Nigel Perry wrote:

> At 10:11 pm +0000 5/11/99, Marcin 'Qrczak' Kowalczyk wrote:
> >Fri, 5 Nov 1999 22:26:17 +1300, Nigel Perry <[EMAIL PROTECTED]> pisze:
> >
> > > I missed the start of this and am a bit confused - I keep seeing
> > > "forall", which is universal, not "there exists", which is
> > > existential - at least as I know them. Are the existentials talked
> > > about in relation to Haskell something different, or has the notation
> > > just got confused?
> >
> >A value of type
> >    data Action = forall b.
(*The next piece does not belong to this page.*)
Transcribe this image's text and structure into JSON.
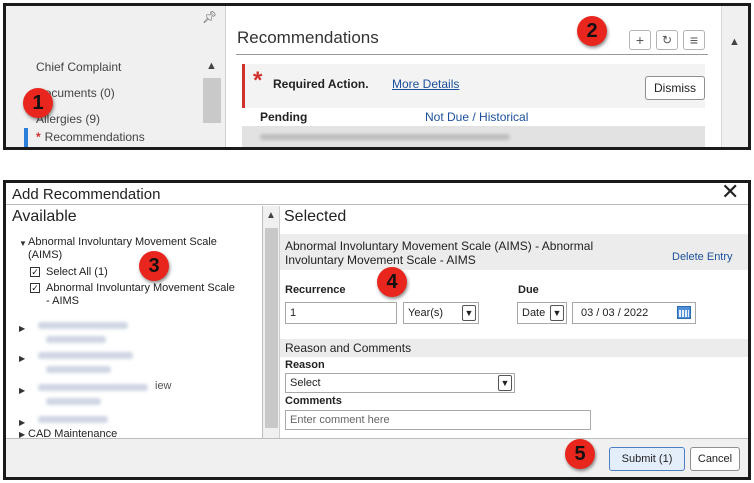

Act (IORef b) (b -> IO ())
> >is something like "there exists some type b, such that this is a pair
> >of IORef b and b -> IO ()".
>
> OK, we are talking about the same thing.
>
> >Instead of providing separate pack+open constructs, GHC/Hugs extend
> >the syntax of declarations of datatypes, so that building and using
> >values of quantified types simply looks like using constructors and
> >pattern matching, modulo those non-obvious rules about what is actually
>
> Which is what we did in Hope+C (you have to say it out loud ;-)) as well.
>
> So that's good, I was concerned my earlier answer and reference to a paper on 
>implementation was talking about the wrong thing when I kept seeing the "forall". 
>Implementing existentials in Hope+C was not hard, I wonder why it was hard in GHC? 
>(Rhetorical musing, I'll go find the answer myself.)

Implementing existentials without a context is very easy.  It took less than a
day in hbc.  But when you want to handle a context on the type variable
as well, which is when it gets interesting, is more complicated.